You See Pepsi, I See Coke: New Tricks for Product Placement

The streaming services have data on viewers’ spending habits and brand preferences, and they’re looking into new ways to use it.

First came product placement. In exchange for a payment, whether in cash, supplies or services, a TV show or a film would prominently display a brand-name product.

Then there was virtual product placement. Products or logos would be inserted into a show during editing, thanks to computer-generated imagery.

Now, with the rise of Netflix and other streaming platforms, the practice of working brands into shows and films is likely to get more sophisticated. In the near future, according to marketing executives who have had discussions with streaming companies, the products that appear onscreen may depend on who is watching.

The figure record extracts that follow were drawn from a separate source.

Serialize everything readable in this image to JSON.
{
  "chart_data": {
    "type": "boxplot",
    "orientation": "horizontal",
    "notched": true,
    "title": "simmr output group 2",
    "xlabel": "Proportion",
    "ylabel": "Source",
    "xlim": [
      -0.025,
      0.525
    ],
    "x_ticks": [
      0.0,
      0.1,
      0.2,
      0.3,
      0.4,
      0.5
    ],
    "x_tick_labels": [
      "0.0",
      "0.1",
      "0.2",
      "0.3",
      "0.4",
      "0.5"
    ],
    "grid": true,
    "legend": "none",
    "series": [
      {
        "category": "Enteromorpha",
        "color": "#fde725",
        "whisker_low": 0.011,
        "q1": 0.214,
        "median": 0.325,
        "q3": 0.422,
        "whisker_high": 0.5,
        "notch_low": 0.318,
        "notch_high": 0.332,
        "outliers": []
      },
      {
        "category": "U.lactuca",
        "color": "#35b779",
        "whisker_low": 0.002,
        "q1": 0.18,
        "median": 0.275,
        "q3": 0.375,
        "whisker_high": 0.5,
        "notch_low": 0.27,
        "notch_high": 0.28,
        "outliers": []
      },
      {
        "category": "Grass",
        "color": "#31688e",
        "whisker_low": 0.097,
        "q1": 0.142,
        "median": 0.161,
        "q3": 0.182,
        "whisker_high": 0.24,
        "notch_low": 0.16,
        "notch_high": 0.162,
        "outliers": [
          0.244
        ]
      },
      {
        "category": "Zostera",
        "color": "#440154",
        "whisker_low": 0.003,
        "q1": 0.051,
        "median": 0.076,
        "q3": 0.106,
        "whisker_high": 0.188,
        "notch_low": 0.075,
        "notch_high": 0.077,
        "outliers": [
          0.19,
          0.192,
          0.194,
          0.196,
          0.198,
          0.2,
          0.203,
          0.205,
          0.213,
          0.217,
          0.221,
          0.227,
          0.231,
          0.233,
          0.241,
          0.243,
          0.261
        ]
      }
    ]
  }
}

In other words, a viewer known to be a whiskey drinker could see a billboard for a liquor brand in the background of a scene, while a teetotaler watching the same scene might see a billboard for a fizzy water company.

O brave new world . . .

Posted: Sun Dec 22, 2019 7:55 pm
by RayThom
Oh, how I long for the olden days when all we got were subliminal advertising embedded within the supermarket music that was pumped out through their PA systems. Life was so much simpler then.

And a can of Campbell's pea soup with ham only cost $.09.

Must have Wheaties... must have Wheaties...

Re: O brave new world . . .

Posted: Wed Dec 25, 2019 1:20 am
by Darren
Marketing is incredibly insidious and invasive. They know more about you than you know yourself.

As an example people are most likely to change shopping choices going through a major life change like the birth of a child, marriage, death, divorce, a major purchase like a house, etc. Target decided to attract new mothers as customers.

They hired a mathematician to figure out whether or not women were pregnant, Once that was known they sent coupons for baby stuff to the mother to be's address. The problem was that some didn't know they were pregnant while young daughters hadn't told their parents. The interesting thing was that the selection criteria wasn't based on the purchase of baby or maternity related items.

O brave new world . . .

Posted: Wed Dec 25, 2019 3:33 am
by RayThom
Darren wrote:... Target decided to attract new mothers as customers... They hired a mathematician to figure out whether or not women were pregnant, Once that was known they sent coupons for baby stuff to the mother to be's address...
A mathematician? Like "one goes into one = two?

It was a statistician who ran this marketing research.

How Target Figured Out A Teen Girl Was Pregnant Before Her Father Did
https://www.forbes.com/sites/kashmirhil ... 760be26668

Re: O brave new world . . .

Posted: Wed Dec 25, 2019 3:53 am
by BoSoxGal
That’s creepy. Makes me glad I don’t shop in brick & mortar much at all - I go to ALDI and a couple of other local grocery stores for my food shop and basic household goods (TP, paper towels, dish soap, vinegar) and I drop into Job Lot for bird seed and to check their discount funky food imports. Everything else I need I get via Amazon or other online ordering - I know I’m harming Main Street, but since taking this approach to shopping I spend a hell of a lot less shopping - the biggest way people blow their budgets is by going to brick & mortar stores and ‘browsing’ while getting the few things they actually need and went there to buy. This is also why I don’t do coupons - I don’t buy many big name brands anyway, and in the days back when that I would look at the coupons, the coupons enticed me to ‘save money’ buying things I wouldn’t have bought to begin with if I hadn’t been tempted by the coupon in the first place.

It makes me queasy thinking about how marketing manipulates us even when we’re trying to be vigilant. I hate how we are all just cattle with wallets in the eyes of corporate America.